Sexual harassment is a particular problem in workplaces and in relationships of unequal power. It takes place because men (harassers are usually, though not always, men) abuse their power, and because our culture denies that this is serious—suggesting in effect that "boys will be boys." Sexual harassment can be limited to sexual jokes in a classroom or on the job that make women feel uncomfortable. It is more serious when a woman's professor or boss or co-worker makes a sexual advance, especially when the woman has clearly indicated that such attentions are unwelcome. It is extremely serious when a woman's refusal of a sexual advance results in punitive treatment or denial of a promotion. This is also illegal, although male-dominated judges and grievance committees have been slow to enforce the law.
Sexual harassment causes difficulties not just when women who reject sexual advances are penalized, but whenever women work in an atmosphere where they fear they must either tolerate harassment or lose their jobs. Harassment illustrates the fears – small and large – that women in our society are forced to live with because of the unequal power relationship between men and women. The Hill–Thomas case suggests that women's fear of speaking out is realistic, given the gender inequality built into the social structure.

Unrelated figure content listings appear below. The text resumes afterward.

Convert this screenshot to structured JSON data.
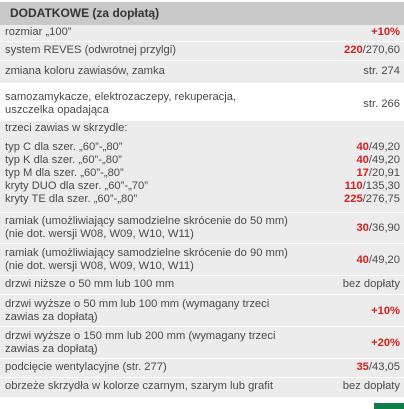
{
  "header": {
    "title": "DODATKOWE (za dopłatą)"
  },
  "rows": [
    {
      "label": "rozmiar „100”",
      "price_red": "+10%",
      "price_rest": ""
    },
    {
      "label": "system REVES (odwrotnej przylgi)",
      "price_red": "220",
      "price_rest": "/270,60"
    },
    {
      "label": "zmiana koloru zawiasów, zamka",
      "price_red": "",
      "price_rest": "str. 274"
    },
    {
      "label_line1": "samozamykacze, elektrozaczepy, rekuperacja,",
      "label_line2": "uszczelka opadająca",
      "price_red": "",
      "price_rest": "str. 266"
    },
    {
      "label": "trzeci zawias w skrzydle:"
    },
    {
      "label": "typ C dla szer. „60”-„80”",
      "price_red": "40",
      "price_rest": "/49,20"
    },
    {
      "label": "typ K dla szer. „60”-„80”",
      "price_red": "40",
      "price_rest": "/49,20"
    },
    {
      "label": "typ M dla szer. „60”-„80”",
      "price_red": "17",
      "price_rest": "/20,91"
    },
    {
      "label": "kryty DUO dla szer. „60”-„70”",
      "price_red": "110",
      "price_rest": "/135,30"
    },
    {
      "label": "kryty TE dla szer. „60”-„80”",
      "price_red": "225",
      "price_rest": "/276,75"
    },
    {
      "label_line1": "ramiak (umożliwiający samodzielne skrócenie do 50 mm)",
      "label_line2": "(nie dot. wersji W08, W09, W10, W11)",
      "price_red": "30",
      "price_rest": "/36,90"
    },
    {
      "label_line1": "ramiak (umożliwiający samodzielne skrócenie do 90 mm)",
      "label_line2": "(nie dot. wersji W08, W09, W10, W11)",
      "price_red": "40",
      "price_rest": "/49,20"
    },
    {
      "label": "drzwi niższe o 50 mm lub 100 mm",
      "price_red": "",
      "price_rest": "bez dopłaty"
    },
    {
      "label_line1": "drzwi wyższe o 50 mm lub 100 mm (wymagany trzeci",
      "label_line2": "zawias za dopłatą)",
      "price_red": "+10%",
      "price_rest": ""
    },
    {
      "label_line1": "drzwi wyższe o 150 mm lub 200 mm (wymagany trzeci",
      "label_line2": "zawias za dopłatą)",
      "price_red": "+20%",
      "price_rest": ""
    },
    {
      "label": "podcięcie wentylacyjne (str. 277)",
      "price_red": "35",
      "price_rest": "/43,05"
    },
    {
      "label": "obrzeże skrzydła w kolorze czarnym, szarym lub grafit",
      "price_red": "",
      "price_rest": "bez dopłaty"
    }
  ],
  "colors": {
    "header_bg": "#c9c9c9",
    "row_shade": "#ececec",
    "price_red": "#d81e1e",
    "brand_green": "#0e7f4a"
  }
}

Sexual harassment is not as extreme a crime as rape, but the underlying problems are similar. Both are products of a culture that encourages male sexual aggressiveness, and both have been dismissed by the "powers that be" because of the comparative powerlessness of women. It is still difficult, for example, to get date rape (forced sexual intercourse with a person the victim went out with voluntarily) taken seriously as a crime. Men, who have the power through the legal system to define what constitutes rape, typically consider this sort of assault trivial or even blame the victim for having provoked it. In one famous case of date rape, the boxer Mike Tyson was convicted of raping a contestant in the Miss Black America beauty pageant. In an echo of the Hill–Thomas case, thousands of African-American church women were startled to hear the head of their religious denomination say that Tyson should be given a light sentence or set free – and some other ministers backed him up. As the women noted, all the ministers were male. Even though women were a majority of the church members, the men dominated the leadership of the church.